Previously active users were not counted until the user actually interacted with the application. That could include clicking on a profile box but now it just represents a user viewing the “Boxes” tab. For those few individuals that actually visit the “Boxes” tab, I’d guess that they aren’t viewing every box on the page. Ultimately this ends up inflating the active users as far as I can tell.
Then again, I don’t even navigate to the “Boxes” tab on friends’ profiles but I do know that in order to view all the boxes on my page you would have to navigate well below the fold. So why has Facebook decided to switch to this new metric? Honestly I have no idea. The only rationale I can think of is to artificially boost the active user metrics for applications.
Does Facebook really have an incentive to boost active users within applications? Well it makes sense in terms of Facebook wanting applications to look more popular than they are in order to drive new developers to the platform. I doubt this is the rationale though. Facebook already has plenty of popular applications and it doesn’t make sense to inflate the numbers any more.
Update
Josh Elman posted a comment below clarifying what was taking place. As he states “In the cases discussed above, an ‘active’ user of an application is counted only when a user views a profile with the specific application tab selected.” In other words the “Boxes” tab is not being considered for active users unless a user actually interacts with that box.

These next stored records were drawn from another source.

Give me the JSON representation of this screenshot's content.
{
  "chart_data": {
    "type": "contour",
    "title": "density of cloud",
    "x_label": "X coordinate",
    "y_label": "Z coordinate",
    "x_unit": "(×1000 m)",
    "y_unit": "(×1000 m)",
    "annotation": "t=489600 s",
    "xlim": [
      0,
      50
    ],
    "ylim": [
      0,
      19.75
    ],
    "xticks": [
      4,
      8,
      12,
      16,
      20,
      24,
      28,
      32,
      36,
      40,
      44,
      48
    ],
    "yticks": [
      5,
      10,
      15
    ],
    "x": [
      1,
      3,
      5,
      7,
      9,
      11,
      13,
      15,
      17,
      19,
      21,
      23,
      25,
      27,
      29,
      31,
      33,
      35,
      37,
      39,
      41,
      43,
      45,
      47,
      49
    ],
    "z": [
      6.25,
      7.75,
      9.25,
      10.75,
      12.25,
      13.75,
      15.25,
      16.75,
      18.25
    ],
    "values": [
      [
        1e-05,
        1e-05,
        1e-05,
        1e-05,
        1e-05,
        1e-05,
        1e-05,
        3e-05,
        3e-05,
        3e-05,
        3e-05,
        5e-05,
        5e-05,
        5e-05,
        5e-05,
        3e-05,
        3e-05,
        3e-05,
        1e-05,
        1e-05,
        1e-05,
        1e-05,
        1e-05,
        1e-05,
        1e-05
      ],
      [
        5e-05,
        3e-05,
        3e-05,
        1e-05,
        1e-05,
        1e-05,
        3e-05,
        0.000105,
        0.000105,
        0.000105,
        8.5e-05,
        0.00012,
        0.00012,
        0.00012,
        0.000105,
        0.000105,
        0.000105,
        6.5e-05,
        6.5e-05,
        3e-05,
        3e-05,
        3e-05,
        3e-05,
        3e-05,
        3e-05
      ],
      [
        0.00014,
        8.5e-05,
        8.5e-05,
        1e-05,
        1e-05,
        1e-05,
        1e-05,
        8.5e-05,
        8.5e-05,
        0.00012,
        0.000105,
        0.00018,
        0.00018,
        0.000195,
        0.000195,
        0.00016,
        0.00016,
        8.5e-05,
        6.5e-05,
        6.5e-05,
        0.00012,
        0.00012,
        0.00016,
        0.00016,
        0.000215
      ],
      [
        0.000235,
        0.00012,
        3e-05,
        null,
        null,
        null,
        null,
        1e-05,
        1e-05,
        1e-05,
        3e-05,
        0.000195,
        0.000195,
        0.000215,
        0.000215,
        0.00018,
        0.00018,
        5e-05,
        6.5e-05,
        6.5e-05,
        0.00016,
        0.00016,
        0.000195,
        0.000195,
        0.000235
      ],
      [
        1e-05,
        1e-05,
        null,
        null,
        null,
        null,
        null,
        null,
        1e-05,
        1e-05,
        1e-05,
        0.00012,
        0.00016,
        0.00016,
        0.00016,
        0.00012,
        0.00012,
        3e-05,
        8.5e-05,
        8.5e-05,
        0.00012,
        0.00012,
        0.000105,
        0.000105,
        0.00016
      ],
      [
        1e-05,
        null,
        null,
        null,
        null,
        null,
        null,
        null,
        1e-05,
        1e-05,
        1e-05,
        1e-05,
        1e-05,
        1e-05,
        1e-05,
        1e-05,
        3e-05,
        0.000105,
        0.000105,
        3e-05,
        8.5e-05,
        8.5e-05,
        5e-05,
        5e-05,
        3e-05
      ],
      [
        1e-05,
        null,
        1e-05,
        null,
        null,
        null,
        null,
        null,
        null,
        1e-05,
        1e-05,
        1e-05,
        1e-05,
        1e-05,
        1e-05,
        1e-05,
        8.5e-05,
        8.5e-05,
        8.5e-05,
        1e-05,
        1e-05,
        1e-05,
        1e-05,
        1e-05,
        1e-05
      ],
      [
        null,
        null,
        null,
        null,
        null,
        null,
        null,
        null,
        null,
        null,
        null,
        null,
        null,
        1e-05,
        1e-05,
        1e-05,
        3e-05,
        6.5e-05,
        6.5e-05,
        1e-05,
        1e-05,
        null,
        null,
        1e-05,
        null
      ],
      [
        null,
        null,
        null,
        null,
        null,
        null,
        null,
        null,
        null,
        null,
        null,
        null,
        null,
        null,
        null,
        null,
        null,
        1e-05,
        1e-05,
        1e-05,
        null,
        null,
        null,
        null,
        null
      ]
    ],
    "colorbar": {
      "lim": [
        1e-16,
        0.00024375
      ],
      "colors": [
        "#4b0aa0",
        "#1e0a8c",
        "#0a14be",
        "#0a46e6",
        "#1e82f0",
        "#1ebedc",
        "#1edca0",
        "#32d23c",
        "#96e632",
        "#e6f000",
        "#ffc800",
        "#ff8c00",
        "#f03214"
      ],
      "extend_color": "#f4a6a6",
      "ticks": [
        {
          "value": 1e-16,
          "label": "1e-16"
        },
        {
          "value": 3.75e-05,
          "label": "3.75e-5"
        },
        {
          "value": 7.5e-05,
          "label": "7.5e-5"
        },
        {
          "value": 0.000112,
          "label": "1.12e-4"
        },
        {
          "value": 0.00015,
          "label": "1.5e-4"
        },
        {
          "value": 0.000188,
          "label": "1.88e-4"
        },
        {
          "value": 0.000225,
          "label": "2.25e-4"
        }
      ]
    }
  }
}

I saw this, tried to look into it further, but can’t understand it at all. Is it really talking about views to the Boxes tab? Or only application-specific tabs? Does it actually occur on the initial page load of the profile (the main wall tab), or is it only when the user clicks on Boxes (or only when the user clicks on the application-specific tab).
If any of these were true, surely there would be a sizable jump in users on the specific day that they turned it on – but my application doesn’t show one at all even though it has lots of boxes and lots of application specific tabs.
Finally, the link in the blog post about these new stats changes goes to this push changes page, which as far as I can tell says nothing at all about it: http://wiki.developers.facebook.com/index.php/Push_Changes_-_Jan_06_2009
Comment by David — February 6, 2009 @ 2:14 pm
Hi Nick,
I want to correct some misperceptions in this post. In the cases discussed above, an “active” user of an application is counted only when a user views a profile with the specific application tab selected. The change referred to in this post only referred to us now accounting for the case when a user visits a profile via a link that automatically selects the tab. Previously, users who viewed a tab that way had not been considered “active” users. There is no accounting for “active users” on a view of the “boxes” tab unless the user specifically interacts with a profile box.
In addition, the link referenced above was corrected to point to the correct push changes: http://wiki.developers.facebook.com/index.php/Pus...
-Josh
Comment by Facebook User — February 6, 2009 @ 6:04 pm
Ah! Thanks a million for the clarification Josh. I'll post an update to the post.